Good news has come out of Britain, for, what, the first time since Beatlemania?
Scientists there have done some research into the one of the most amazing phenomena humanity enjoys: swearing.
As it turns out, peppering your speech with curses can give you superpowers.
Psychologist Richard Stephens of Keele University started off examining cursing by putting his test subjects in an environment wrought with naughty words, by having them play video games, and then monitoring their usage.
Before the video game session, the subjects could recall an average of 7 swear words. Afterward, they could remember another one, as they averaged the ability to recall 8.
The psychologists somehow used this “research” to determine that cursing a blue streak helps us manage our emotions, allowing us to relieve some aggression in a harmless way.
But that’s boring.
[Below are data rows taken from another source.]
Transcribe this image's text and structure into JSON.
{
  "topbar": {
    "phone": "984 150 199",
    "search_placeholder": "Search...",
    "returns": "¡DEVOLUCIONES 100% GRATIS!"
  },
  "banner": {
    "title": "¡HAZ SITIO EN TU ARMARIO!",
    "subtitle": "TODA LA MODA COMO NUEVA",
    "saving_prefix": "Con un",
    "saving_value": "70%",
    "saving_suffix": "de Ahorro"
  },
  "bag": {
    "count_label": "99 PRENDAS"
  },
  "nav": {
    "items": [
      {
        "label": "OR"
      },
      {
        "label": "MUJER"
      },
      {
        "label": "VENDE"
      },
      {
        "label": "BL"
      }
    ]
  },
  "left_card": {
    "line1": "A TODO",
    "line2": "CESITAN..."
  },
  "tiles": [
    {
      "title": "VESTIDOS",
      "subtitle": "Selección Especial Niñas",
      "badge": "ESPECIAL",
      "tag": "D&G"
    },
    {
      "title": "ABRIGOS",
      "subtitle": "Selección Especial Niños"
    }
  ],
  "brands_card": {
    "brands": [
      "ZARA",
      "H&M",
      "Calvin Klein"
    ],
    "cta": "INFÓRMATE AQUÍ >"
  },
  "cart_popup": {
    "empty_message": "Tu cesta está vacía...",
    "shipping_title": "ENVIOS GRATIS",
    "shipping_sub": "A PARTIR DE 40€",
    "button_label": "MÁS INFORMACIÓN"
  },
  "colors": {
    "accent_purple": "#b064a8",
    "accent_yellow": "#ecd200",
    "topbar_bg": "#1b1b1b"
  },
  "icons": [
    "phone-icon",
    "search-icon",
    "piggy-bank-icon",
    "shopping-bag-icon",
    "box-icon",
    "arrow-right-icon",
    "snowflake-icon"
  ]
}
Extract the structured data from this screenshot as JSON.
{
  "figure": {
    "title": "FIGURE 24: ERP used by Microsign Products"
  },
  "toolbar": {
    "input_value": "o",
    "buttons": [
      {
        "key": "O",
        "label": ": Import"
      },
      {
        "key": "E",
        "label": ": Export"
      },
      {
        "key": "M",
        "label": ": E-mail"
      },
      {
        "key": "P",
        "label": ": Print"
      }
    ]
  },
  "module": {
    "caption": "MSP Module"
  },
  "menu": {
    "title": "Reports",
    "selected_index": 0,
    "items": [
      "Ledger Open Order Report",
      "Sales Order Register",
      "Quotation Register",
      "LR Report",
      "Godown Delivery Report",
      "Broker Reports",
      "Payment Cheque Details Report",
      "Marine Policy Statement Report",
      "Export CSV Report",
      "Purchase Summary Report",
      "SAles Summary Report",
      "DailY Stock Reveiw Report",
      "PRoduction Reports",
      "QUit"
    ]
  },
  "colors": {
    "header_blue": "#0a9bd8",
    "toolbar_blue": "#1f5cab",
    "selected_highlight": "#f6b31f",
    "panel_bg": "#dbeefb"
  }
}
Relieving emotional distress isn’t a superpower; it’s just a coping mechanism. Let’s get to the juicy stuff. The stuff to make us powerful.
Using what he calls the “ice water test,” Dr. Stephens has shown that swearing can help us resist pain, giving us a boost of power over a limited time.
In the experiment, someone is given a freezing cold glass full of ice and just asked to hold it. Some were told to keep their commentary G-rated, while others were told to curse a blue streak if they felt so moved. The ones who swore were able to hold the glass longer.
Apparently Dr. Stephens was moved to try such a test when his wife was cursing to hell and back during the birth of their second child, which was something called a breach birth.
I don’t know how he equivocates giving a breach birth with holding a freezing glass, but I guess that’s why I don’t have a PhD.
And quality counts. As Dr. Stephens puts it, ‘Some words are more taboo than others – but the effects can be greater, the stronger the word.’
So when you bump your shin against the coffee table in the dark of night, you might simply call it a son of an Ikea whore to help deal with the pain. But if you were to bump your shin against the table which then spilled boiling-hot coffee on you, then you might more creatively make reference to the furniture’s carnal knowledge of mothers.
It is both encouraging and discouraging to know that how well you might fare in a fight comes down to how close to the docks you grew up.
But before you go out thinking you’re going to be the new shit-spewing superhero, there are some caveats you must know.
The most dangerous warning is that this power is also readily available to those you would be fighting . You don’t necessarily have an advantage.
You would also be giving yourself away pretty quickly. It’s not very stealthy to be shouting curses while you’re fighting crime (or committing crimes, if you bend toward the darkness).
Also, “FUUUUUUUUCK!” is a pretty lame battle cry.
More importantly, swearing is like a superpower drug. It gives you a short, artificial burst, but like any drug you develop a tolerance. That’s right, the more you use it, the less effective it is.
So go forth and use this power wisely, but sparingly.